Ao tratar do papel do Supremo, a fala se torna ainda mais incisiva. “Hoje, quando se olha para o STF, é impossível ignorar que vários ministros mantêm conexões políticas.” Daí a pergunta inevitável: “O Supremo está virando uma terceira Casa Legislativa?” Na avaliação do senador, a resposta é ainda mais dura. “Na prática, está virando a primeira Casa Legislativa.”

O senador descreve um tribunal que não apenas julga, mas articula, interfere e tenta moldar maiorias. “Eles questionam textos em andamento, formam articulações políticas e mantêm proximidade com parlamentares de diferentes perfis.” Para ele, esse comportamento não fortalece a democracia. “Isso é extremamente negativo, porque derruba, pouco a pouco, a credibilidade da Justiça.”

O ponto central da crítica está na quebra de um princípio básico. “O juiz, por definição, tem que ser neutro. Não tem partido, não tem lado, não tem parceiro político.” É essa neutralidade que sustenta a confiança social. “A sociedade aceita a decisão porque confia que ela veio de alguém neutro.” Segundo o senador, esse pacto está se rompendo. “Hoje, infelizmente, essa neutralidade não existe. A Suprema Corte está bem longe disso.”

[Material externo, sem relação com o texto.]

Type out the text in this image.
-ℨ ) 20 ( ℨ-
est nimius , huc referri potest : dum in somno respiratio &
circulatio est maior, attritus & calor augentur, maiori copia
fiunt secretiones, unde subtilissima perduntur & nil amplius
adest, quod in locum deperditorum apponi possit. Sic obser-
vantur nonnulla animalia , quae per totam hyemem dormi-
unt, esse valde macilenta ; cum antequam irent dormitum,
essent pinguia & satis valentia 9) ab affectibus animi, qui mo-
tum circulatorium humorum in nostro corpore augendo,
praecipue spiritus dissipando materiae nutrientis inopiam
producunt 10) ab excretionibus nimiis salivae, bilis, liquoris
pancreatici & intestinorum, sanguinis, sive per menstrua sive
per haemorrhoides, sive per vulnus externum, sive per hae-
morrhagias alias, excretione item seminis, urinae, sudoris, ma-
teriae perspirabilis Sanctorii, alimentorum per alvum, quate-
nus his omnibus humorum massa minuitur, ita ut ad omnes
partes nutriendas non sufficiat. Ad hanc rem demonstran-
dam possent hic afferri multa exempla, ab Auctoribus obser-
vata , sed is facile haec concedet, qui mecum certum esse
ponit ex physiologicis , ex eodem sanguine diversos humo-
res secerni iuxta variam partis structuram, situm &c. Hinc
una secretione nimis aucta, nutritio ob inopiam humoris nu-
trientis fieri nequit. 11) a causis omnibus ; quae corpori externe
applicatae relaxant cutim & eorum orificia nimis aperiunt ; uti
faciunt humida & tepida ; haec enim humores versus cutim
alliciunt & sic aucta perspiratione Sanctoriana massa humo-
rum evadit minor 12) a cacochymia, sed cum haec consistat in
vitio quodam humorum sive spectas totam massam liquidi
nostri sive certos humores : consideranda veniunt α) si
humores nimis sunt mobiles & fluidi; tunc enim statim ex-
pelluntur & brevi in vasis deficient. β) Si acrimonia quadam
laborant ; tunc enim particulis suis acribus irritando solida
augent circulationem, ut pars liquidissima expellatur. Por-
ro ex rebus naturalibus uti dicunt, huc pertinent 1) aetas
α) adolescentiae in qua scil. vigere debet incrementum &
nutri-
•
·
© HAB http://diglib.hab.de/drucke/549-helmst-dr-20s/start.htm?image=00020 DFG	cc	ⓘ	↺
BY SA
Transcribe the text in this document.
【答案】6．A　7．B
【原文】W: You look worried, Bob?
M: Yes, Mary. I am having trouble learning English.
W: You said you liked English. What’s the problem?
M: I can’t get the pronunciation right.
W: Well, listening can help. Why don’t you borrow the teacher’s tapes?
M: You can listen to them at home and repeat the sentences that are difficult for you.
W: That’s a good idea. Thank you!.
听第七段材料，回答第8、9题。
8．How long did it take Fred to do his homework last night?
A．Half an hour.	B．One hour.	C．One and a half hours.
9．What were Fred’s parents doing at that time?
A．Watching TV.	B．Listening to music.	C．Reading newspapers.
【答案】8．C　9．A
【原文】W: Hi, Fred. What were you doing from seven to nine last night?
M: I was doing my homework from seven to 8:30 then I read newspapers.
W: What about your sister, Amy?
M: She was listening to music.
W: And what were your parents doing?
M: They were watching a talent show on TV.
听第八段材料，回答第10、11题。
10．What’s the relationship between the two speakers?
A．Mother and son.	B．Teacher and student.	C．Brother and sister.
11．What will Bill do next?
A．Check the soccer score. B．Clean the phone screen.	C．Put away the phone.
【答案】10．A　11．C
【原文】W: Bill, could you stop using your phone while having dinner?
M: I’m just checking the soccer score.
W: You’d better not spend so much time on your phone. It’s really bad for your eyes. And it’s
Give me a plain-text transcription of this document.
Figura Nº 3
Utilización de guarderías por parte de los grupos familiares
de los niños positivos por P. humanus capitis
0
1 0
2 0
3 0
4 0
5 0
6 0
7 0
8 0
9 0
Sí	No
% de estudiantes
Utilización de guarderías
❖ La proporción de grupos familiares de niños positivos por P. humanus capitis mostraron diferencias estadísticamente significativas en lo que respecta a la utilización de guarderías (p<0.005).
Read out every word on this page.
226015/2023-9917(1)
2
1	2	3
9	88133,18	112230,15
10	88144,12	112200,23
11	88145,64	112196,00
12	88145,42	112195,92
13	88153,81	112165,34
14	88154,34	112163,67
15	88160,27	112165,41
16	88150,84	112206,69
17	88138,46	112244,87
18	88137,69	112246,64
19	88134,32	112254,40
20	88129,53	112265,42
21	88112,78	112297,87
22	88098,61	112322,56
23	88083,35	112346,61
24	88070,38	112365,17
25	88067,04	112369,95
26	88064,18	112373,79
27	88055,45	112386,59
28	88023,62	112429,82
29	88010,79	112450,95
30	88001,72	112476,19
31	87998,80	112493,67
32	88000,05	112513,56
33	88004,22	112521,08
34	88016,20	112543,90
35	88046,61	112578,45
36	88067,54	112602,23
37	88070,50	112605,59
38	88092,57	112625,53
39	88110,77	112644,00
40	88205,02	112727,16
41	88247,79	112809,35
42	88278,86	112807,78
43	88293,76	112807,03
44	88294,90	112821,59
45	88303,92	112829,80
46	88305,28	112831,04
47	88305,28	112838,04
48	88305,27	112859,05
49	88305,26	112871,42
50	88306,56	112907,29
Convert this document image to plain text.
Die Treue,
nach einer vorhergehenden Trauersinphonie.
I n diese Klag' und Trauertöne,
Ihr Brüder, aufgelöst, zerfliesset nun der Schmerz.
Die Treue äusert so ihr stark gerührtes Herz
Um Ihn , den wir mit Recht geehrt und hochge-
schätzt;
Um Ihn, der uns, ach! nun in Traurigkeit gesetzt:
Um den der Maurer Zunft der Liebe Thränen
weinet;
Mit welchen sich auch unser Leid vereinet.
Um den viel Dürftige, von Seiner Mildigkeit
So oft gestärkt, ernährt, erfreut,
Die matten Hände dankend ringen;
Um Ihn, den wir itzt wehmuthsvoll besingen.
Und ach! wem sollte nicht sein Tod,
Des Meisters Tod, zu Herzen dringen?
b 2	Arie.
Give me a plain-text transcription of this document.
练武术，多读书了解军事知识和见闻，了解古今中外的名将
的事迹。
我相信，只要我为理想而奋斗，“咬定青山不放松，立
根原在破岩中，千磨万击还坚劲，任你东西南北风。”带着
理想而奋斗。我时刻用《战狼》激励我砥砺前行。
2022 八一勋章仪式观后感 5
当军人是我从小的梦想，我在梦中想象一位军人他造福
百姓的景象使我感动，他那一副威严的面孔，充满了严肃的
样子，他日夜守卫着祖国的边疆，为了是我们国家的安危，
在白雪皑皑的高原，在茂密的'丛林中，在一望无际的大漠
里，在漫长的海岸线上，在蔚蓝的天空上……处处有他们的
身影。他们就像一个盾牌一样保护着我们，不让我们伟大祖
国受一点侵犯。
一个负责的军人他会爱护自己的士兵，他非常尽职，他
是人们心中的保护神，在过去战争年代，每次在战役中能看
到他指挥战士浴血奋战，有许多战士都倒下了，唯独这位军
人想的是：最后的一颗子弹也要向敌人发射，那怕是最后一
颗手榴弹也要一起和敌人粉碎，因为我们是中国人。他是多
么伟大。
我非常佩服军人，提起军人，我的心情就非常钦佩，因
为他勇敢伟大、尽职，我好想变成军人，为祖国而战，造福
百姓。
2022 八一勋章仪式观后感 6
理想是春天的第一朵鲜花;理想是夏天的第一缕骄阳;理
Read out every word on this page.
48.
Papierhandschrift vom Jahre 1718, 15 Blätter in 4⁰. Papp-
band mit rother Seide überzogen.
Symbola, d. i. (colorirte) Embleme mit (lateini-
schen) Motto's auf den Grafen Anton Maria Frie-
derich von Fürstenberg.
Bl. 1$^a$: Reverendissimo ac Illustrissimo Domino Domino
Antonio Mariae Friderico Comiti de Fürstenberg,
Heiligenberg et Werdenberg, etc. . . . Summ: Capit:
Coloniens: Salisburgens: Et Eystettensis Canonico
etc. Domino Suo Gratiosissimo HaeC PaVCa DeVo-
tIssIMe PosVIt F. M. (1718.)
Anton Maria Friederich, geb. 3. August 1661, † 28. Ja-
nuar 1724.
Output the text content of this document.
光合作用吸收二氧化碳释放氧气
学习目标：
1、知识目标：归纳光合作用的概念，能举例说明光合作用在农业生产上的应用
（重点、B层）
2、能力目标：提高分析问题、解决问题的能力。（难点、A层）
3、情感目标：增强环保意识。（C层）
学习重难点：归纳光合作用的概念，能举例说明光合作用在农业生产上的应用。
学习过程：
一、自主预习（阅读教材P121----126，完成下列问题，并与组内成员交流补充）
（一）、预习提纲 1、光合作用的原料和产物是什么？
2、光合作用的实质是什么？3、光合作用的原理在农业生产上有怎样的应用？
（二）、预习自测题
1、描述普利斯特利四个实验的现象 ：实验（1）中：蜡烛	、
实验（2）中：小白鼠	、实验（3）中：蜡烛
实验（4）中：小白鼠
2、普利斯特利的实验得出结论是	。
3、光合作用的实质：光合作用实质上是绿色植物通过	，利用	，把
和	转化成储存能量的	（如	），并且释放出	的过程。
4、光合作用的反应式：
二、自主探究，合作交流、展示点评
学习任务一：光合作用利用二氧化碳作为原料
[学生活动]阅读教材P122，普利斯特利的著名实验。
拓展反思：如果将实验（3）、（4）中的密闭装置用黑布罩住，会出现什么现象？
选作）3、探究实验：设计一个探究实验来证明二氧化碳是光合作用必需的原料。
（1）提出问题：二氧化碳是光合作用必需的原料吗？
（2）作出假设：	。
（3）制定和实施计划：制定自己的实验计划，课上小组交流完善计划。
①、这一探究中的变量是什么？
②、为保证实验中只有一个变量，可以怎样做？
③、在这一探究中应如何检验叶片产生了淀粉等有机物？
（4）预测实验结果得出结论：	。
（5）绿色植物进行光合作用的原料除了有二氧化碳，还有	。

Mesmo ao reconhecer tentativas de correção interna, a avaliação segue realista. “Vemos o ministro Fachin tentando enfrentar o problema de forma moderada, propondo um código de conduta.” Ainda assim, “há forte resistência dos próprios colegas.” Resistência que, segundo ele, tem motivo claro. “Eles querem que seja considerado normal aquilo que nunca foi.”

Por fim Alessandro cita episódios já conhecidos do público. “Patrocínios milionários, contratos para familiares, relações já investigadas.” Para ele, o risco maior não está apenas nos fatos, mas na normalização. “Querem que isso pareça aceitável para eles e para nós, cidadãos.”

Ao assumir essa posição, Alessandro Vieira não faz um ataque pessoal ao Supremo, mas expõe um sintoma institucional. A coragem não está no tom elevado, mas na disposição de dizer o óbvio em um ambiente que prefere o silêncio confortável. Em tempos de discursos calculados e críticas terceirizadas, falar com nome, sobrenome e responsabilidade virou um ato político em si.

E talvez seja exatamente isso que mais incomoda.